If we look at who is, for example, in the Kensington public housing estate, we see that there was put in by the government – a Labor government at the time – specifically an older persons block, so we inherently got older, complex patients. It is also a first port of call for refugees, many of whom have been through horrendous life experience prior to coming here, and they get dropped into Kensington.

Up until now they could look at a suite of wraparound services, from primary health through to allied health and suchlike. This is a really, really important part of the community, and to have the rug so suddenly ripped out from under them is horrendous.

My understanding is that of the roughly 55 community health services around Victoria only seven now offer GP services, so that is a dying trade. But in those neighbourhoods and in those catchments where we are talking about older and often more complex clients, the wraparound suite of services that are provided are critical not just to caring for those people in situ but also to preventing, as has been alluded to before, admissions to hospital and to other health services.

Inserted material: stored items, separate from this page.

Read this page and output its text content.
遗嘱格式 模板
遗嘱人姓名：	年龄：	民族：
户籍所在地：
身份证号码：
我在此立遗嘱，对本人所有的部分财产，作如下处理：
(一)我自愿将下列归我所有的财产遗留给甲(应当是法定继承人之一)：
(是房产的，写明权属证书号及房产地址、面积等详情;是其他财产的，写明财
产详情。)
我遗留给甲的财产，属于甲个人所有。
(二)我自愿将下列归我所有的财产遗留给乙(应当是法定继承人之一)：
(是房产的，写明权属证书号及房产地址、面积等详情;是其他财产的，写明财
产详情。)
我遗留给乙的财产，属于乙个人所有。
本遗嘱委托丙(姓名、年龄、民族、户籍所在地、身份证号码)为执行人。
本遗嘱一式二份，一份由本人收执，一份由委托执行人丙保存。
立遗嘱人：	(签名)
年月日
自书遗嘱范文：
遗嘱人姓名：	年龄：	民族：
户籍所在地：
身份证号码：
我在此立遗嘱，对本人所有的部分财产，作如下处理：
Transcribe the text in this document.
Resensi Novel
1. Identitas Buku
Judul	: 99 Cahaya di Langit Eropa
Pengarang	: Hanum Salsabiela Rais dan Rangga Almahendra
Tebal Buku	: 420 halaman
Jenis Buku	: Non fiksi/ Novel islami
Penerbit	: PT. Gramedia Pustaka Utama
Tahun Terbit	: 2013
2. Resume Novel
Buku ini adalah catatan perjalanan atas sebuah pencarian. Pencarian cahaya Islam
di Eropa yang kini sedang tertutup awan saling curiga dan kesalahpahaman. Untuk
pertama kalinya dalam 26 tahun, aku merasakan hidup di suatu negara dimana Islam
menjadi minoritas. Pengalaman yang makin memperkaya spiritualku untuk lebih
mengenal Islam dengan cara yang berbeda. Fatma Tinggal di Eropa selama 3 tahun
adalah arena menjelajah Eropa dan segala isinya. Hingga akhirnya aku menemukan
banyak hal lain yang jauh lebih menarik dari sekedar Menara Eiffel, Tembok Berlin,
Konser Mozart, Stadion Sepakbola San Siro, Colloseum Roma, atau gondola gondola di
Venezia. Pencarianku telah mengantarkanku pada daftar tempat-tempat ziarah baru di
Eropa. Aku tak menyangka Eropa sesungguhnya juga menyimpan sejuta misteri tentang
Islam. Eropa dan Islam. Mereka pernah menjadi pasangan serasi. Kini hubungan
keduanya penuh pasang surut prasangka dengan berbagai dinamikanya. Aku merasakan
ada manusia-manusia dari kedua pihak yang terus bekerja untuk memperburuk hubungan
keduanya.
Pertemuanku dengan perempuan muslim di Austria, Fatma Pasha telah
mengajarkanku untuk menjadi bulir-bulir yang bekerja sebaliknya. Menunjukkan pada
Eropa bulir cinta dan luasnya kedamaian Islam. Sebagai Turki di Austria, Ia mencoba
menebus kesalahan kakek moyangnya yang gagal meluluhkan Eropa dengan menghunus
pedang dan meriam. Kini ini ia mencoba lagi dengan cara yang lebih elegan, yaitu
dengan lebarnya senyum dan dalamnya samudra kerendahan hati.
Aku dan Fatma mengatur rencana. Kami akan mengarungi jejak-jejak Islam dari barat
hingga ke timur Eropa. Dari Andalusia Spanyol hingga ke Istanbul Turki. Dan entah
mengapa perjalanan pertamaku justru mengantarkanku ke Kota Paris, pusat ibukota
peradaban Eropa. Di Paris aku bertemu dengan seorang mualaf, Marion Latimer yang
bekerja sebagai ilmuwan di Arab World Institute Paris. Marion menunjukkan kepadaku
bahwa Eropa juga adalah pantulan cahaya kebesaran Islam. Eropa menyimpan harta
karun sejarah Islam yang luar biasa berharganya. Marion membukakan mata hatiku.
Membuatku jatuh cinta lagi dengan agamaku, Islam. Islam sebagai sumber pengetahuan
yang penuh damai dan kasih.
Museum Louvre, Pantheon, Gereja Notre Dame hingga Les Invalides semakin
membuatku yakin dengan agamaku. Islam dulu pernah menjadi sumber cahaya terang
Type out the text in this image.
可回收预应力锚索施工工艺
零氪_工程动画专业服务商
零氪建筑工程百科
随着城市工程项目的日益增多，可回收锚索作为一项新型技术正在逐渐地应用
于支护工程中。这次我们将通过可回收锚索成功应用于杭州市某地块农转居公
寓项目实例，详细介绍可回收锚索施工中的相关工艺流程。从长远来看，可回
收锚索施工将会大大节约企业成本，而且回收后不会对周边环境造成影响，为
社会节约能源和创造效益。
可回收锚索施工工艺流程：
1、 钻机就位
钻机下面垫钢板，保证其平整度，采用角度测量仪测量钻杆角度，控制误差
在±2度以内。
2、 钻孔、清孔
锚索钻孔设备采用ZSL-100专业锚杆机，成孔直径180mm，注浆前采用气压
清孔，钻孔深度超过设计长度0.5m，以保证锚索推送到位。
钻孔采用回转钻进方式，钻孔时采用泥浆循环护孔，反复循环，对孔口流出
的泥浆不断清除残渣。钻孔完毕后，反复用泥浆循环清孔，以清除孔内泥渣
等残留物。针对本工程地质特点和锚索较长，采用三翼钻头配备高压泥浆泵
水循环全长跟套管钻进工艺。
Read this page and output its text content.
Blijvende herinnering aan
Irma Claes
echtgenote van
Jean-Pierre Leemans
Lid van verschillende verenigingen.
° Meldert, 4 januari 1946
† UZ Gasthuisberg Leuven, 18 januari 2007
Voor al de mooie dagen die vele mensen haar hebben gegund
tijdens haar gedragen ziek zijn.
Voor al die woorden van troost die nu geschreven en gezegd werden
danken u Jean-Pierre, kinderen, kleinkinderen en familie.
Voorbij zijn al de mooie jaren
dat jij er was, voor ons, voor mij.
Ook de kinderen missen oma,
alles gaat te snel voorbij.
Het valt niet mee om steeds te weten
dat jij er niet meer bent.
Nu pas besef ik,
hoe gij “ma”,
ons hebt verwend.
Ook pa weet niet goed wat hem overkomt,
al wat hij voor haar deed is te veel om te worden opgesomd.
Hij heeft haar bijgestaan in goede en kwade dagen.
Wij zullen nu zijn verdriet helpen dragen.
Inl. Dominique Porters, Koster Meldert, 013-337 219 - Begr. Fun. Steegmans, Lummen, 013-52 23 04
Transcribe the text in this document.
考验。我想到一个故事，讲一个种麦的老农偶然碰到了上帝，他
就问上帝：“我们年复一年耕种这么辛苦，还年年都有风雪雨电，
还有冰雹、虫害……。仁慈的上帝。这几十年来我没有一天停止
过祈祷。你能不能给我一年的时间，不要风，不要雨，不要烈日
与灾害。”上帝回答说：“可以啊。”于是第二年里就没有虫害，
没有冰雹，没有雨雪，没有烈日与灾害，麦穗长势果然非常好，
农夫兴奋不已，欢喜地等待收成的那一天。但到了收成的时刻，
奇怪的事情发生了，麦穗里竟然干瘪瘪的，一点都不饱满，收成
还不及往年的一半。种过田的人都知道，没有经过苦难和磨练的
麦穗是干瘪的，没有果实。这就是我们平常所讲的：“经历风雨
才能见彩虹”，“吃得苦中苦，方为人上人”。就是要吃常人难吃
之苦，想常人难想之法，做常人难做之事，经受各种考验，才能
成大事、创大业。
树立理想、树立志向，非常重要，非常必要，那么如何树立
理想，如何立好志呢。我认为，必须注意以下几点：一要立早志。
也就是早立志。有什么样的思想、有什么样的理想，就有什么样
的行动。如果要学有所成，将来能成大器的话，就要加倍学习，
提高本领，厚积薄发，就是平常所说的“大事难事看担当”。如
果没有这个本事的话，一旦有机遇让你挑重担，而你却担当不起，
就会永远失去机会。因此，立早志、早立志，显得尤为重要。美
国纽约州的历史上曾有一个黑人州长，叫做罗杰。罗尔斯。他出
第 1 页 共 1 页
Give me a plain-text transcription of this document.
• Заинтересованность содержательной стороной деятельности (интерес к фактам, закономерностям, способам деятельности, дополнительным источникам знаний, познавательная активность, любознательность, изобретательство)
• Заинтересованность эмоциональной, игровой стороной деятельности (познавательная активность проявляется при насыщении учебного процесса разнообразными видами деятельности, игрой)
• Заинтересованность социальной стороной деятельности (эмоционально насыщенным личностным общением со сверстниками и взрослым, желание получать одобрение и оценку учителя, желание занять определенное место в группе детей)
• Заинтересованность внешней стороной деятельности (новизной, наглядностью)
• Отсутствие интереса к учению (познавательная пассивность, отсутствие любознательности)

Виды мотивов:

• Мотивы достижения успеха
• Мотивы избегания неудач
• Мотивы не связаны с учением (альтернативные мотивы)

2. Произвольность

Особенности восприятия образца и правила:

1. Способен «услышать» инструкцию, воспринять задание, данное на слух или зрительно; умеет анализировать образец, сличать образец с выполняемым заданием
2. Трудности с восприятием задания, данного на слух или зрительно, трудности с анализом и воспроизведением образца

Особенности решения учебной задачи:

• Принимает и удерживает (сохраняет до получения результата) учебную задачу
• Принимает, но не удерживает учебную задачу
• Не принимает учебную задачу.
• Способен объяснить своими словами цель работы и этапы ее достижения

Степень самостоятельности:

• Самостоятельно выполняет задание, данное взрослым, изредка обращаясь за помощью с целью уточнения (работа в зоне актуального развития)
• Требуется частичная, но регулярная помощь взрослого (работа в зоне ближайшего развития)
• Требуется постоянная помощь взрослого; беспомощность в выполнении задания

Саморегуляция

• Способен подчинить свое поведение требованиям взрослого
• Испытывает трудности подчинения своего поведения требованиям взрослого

When we look at an organisation like this and we hear the state government saying, ‘We only do capital works,’ and the feds saying, ‘We do Medicare, but their model doesn’t work with us,’ it is not good enough. From a state point of view there are something like 80 programs that are run through and funded – many of them are state, and you cannot just tease out one service or another, particularly if you are offering a wraparound suite of services.

The other thing that Cohealth does is it has its doctors on salary, and those salaried doctors are fantastic. But of course if you look at, for example, the recent Medicare bulk-billing incentive from the feds, it was targeted particularly at places where you are not dealing with salaried medical officers – you are dealing with GPs who are doing a bulk-billing service, and bit under half goes to the service and bit over half goes to the GPs. At Cohealth that does not happen, because they are salaried, so that is a problem as well.

If we have this rug pulled on the GP services, it is like pulling one thread in a woollen jumper: it is all going to unravel, and the quality of care and support provided will inevitably be fundamentally reduced.

In that context we support the motion that has been moved by the Greens. We thank them for kicking this off. We indicate that this is a really, really important issue for the communities that are directly affected, and I think everyone is very committed to fighting it. Kenny and Flemington have always been fighting. This will just be another encouragement and the next campaign because this is worth fighting for.

The community is committed to getting this change, and I would call upon the Minister for Health at a state level and I would call on the health minister at a federal level to come together to reach some understanding about how funding shortfalls can be addressed and how the structure of Medicare incentives can be tweaked to allow for the models of care that are premised upon quality time with patients over a longer timeframe to be maintained and for that suite of wraparound services to continue to be provided to the communities concerned.